Intratumoral Injection of Allogeneic NK Cell With Chemotherapy in a Triple-negative Breast Cancer Preclinical Model.

Abstract

Background/aim: Conventional therapies for triple-negative breast cancer (TNBC) usually exhibit low efficacy. This study aimed to demonstrate the feasibility and antitumor efficacy of intratumoral (IT) injection of allogeneic natural killer (NK) cells with or without chemotherapy in the TNBC preclinical model.

Materials and methods: The TNBC preclinical models were generated in athymic nude and NOD/SCID mice. We assessed NK cell biodistribution and efficacy through bioimaging, immunohistochemistry, TUNEL assay and tumor growth pattern following peritumoral (PT), intravenous (IV) and IT injections. The in vitro anticancer effects of NK cells combined with chemotherapy (paclitaxel and carboplatin) were evaluated using MTS, qRT-PCR, and FACS analysis. In vivo anticancer effect was analyzed by tumor growth patterns and TUNEL assay.

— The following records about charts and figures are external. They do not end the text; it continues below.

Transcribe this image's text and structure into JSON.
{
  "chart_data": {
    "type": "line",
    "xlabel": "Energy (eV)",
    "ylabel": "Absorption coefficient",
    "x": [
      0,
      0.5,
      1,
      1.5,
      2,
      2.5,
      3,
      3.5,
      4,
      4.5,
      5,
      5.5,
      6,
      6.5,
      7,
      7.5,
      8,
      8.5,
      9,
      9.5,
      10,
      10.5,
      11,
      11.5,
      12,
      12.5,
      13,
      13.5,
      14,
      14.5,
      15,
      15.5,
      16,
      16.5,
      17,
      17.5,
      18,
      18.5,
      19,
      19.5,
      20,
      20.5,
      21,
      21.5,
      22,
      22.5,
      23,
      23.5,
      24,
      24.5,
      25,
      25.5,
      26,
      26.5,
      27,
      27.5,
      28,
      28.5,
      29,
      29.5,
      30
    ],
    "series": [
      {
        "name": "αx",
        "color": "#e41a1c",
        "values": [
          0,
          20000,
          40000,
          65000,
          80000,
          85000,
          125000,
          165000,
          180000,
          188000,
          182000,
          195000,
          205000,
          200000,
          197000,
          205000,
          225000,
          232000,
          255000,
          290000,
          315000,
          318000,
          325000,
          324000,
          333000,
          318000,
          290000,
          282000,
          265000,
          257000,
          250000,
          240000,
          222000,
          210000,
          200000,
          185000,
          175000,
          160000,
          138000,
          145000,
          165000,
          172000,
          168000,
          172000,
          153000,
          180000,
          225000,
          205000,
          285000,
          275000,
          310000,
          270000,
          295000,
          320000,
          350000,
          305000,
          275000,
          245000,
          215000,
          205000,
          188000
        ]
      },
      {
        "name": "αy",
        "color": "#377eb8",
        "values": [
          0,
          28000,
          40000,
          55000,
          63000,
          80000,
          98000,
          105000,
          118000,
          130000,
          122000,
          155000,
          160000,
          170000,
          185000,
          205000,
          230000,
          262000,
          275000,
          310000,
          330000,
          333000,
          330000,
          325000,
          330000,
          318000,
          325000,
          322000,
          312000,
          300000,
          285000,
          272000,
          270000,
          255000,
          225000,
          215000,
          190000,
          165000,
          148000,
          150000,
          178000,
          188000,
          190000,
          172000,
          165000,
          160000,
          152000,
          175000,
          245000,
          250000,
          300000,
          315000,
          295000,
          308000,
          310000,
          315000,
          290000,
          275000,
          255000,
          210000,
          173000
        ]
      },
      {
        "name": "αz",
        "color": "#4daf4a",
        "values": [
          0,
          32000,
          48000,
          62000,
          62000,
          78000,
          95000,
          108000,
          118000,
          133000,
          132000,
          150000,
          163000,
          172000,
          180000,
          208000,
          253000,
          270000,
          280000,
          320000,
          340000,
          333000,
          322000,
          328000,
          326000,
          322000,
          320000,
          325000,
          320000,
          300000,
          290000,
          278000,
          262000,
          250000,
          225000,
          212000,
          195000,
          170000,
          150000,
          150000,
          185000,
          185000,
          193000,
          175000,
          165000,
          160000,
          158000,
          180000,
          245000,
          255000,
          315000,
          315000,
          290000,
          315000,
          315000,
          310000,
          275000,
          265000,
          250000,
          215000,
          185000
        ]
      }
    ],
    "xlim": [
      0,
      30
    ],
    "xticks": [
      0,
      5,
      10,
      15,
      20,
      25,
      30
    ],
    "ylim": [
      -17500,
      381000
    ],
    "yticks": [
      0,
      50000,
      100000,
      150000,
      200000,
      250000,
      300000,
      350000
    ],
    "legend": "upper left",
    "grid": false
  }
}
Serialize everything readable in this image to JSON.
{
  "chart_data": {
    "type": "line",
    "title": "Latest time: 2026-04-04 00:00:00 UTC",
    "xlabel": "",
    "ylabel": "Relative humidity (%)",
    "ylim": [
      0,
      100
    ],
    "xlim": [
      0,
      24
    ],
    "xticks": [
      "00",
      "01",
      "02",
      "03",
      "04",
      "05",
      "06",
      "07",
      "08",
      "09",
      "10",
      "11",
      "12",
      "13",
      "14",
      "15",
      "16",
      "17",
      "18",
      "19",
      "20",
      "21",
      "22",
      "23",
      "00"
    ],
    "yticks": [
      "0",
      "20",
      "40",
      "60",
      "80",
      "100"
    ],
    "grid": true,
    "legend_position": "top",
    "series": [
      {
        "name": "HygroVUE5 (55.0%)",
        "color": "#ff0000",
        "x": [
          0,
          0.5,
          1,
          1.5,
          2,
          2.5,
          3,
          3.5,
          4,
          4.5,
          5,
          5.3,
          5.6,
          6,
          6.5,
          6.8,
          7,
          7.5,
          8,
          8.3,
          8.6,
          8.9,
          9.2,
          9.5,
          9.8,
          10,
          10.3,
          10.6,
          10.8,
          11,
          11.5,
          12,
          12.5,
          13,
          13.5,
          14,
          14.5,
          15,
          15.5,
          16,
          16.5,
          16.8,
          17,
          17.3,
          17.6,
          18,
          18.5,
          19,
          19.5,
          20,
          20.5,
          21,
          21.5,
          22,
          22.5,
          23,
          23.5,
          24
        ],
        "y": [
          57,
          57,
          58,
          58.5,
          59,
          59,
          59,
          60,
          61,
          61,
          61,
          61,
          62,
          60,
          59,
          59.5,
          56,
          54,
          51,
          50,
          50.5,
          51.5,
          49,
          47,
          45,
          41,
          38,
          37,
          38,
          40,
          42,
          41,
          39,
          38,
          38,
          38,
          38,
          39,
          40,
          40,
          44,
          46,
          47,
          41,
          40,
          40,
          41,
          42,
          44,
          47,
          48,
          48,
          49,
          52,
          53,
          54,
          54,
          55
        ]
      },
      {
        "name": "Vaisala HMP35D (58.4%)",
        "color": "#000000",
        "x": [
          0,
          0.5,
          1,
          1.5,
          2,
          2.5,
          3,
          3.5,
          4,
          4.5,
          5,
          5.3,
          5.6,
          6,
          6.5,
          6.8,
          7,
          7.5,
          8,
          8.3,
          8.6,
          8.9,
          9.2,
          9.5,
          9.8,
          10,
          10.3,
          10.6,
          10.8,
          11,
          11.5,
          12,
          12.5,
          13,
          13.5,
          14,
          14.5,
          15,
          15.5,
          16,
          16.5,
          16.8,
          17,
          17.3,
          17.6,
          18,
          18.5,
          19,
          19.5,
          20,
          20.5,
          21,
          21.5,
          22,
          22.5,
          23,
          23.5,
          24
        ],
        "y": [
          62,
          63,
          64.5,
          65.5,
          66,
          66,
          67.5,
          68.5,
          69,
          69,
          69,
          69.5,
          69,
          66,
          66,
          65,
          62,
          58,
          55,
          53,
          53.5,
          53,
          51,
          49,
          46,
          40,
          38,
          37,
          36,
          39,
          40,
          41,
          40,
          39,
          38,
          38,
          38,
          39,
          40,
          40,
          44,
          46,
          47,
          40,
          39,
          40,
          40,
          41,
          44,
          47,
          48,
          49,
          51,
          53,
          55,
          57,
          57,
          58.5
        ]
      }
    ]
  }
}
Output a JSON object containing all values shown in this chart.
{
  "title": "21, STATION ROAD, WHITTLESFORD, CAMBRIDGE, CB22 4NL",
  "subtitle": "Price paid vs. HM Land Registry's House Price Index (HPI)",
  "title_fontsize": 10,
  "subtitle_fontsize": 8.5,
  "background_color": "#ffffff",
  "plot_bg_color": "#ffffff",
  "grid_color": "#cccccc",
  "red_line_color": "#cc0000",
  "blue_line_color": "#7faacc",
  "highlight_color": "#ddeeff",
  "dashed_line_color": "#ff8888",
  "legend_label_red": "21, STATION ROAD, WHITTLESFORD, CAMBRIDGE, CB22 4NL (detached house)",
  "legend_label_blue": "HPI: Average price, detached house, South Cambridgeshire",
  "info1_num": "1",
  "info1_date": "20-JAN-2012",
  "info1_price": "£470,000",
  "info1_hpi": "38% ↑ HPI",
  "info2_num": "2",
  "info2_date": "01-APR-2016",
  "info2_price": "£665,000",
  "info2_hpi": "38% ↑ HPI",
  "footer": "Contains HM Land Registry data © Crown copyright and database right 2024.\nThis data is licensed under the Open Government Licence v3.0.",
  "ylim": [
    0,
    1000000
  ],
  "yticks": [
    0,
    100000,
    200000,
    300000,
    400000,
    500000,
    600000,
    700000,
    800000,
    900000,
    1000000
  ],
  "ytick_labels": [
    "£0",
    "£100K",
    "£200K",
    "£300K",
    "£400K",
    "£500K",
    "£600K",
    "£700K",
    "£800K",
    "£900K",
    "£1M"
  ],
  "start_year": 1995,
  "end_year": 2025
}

Results: IT injection of NK cells resulted in superior tumor infiltration, apoptosis induction, and localized accumulation compared to PT and IV routes. Despite using only 10% of the NK cell dose used for IV administration, IT injection achieved comparable tumor growth suppression. Furthermore, combining IT NK cell therapy with chemotherapy produced additive effects, enhancing both tumor growth inhibition and apoptosis. Chemotherapy was found to upregulate the expression of NKG2D ligands at both mRNA and protein levels on cancer cells, potentially increasing their susceptibility to NK cell-mediated cytotoxicity.

Conclusion: IT injection of NK cells was feasible and added anticancer efficacy to systemic chemotherapy in TNBC preclinical models. Therefore, this study supports the rationale of further clinical development of IT NK therapy with or without chemotherapy in patients with TNBC.